Sleep Deprivation Therapy

 

Treatments for Bipolar Disorder and Other Disorders

    Sleep deprivation treatment must take into account the type of depression, as evidence suggests that it produces different effects depending on the form of depression.  For example, total sleep deprivation causes better improvements in mood for bipolar and single-episode patients compared with unipolar depression. Within the spectrum of bipolar disorders, bipolar I patients respond more frequently than bipolar II patients. The role of sleep deprivation in bipolar disorder is discussed below.
 

Bipolar Disorder

     Bipolar disorder (the medical name for manic depression) affects approximately 1% of adults in the United States.  It is in the same family as clinical depression, although unlike depression, is affects equal numbers of men and women. Bipolar disorder is characterized by bouts of mania followed by bouts of depressions.  Usually shifts from one state to another are quite gradual.

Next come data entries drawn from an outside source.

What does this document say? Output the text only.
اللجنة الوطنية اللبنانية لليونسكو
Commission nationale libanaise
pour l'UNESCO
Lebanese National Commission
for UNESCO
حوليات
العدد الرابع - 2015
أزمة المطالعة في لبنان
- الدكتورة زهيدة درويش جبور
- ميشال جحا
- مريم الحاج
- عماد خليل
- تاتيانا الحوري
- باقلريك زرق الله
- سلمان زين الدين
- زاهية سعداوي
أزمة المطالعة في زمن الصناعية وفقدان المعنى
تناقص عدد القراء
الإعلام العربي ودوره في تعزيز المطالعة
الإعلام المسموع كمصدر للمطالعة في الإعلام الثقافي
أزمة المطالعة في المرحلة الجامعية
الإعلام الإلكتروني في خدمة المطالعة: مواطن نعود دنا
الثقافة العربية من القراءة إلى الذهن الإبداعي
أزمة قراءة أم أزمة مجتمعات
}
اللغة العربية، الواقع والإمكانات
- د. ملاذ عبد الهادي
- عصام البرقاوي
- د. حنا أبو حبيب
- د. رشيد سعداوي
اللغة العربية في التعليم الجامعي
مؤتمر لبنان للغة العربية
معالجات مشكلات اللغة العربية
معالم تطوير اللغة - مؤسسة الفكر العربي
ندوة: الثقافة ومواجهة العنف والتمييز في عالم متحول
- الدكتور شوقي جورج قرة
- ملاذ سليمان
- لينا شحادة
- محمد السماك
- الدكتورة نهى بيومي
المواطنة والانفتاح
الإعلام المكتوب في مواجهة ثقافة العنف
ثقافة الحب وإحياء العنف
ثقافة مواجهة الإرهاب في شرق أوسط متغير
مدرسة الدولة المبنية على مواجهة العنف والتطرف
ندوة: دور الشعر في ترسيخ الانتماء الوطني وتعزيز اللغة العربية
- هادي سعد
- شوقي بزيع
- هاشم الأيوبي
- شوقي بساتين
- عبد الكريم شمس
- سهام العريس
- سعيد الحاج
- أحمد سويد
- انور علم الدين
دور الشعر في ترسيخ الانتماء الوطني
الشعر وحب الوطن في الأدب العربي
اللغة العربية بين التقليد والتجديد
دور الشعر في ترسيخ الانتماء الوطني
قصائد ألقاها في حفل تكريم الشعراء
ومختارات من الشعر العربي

    Recurring cycles have cumulative deteriorating effects on both the functioning of the individual and his or her response to treatment, and thus rapid diagnosis and treatment is essential. It has been estimated that, on average, early treatment results in a 7 years gain on life. Lithium, anticonvulsant drugs, and electroconvulsive therapy are usually used to treat the manic episodes and show efficacy in 60-80% of patients. The depressive episodes are treated in a manner similar to clinical depression. Sleep deprivation can cause depression to remit and thus can be used as alternative to drugs. Although there is little response to sleep deprivation early in the depressive episode, there is usually a very large response late in an episode, often leading to its termination.  Duration of antidepressant response to sleep deprivation often increases linearly as time into the episode increases. These results suggest that neurochemicals in the brain that underlying depression may change over the course of an episode, resulting in an increased responsivity to sleep deprivation later compared with earlier in the course of an episode.
 


    Further evidence for the role of sleep deprivation in bipolar disorder comes form animal studies of sleep deprivation.  It has been shown that the end of the period of sleep deprivation, the rat does not fall asleep as soon as it is returned to the home cage but rather stays awake for 30 minutes during which time it displays symptoms similar to mania including insomnia, hyperactivity, irritability, aggressiveness, and hypersexuality.
 
 

Switch from Depression to Mania

    Sleep deprivation therapy must be used with caution - termination of a depressive episode often leads to the manic episode.  Clinical investigations indicate that disrupted sleep can trigger and intensify mania, and bipolar patients may be especially vulnerable to mania/hypomania after disrupted sleep or sleep deprivation. In fact, most patients switching out of depression into mania experience one alternate night with no sleep. Additionally, in clinical tests, bipolar patients in a depressive phase asked to remain awake for 40 hours will switch out of depression to mania. It has also been suggested that sleep deprivation per se does not trigger mania but rather the changes in the timing of sleep relative to other circadian rhythms.
 

Other Disorders

    The effects of sleep deprivation has been examined in anxiety disorders, obsessive-compulsive disorder, social phobia, and panic disorder, but overall has failed to improve symptoms of these patients.  In fact, sleep deprivation seems to worsen symptoms in about 40% of cases of patients suffering from panic disorder and anxiety disorder. Right now it appears, with the exception of premenstrual dysphoric disorder, that the therapeutic effects of sleep deprivation may be specific to depression and may therefore be a biological marker distinguishing major depression from other anxiety disorders.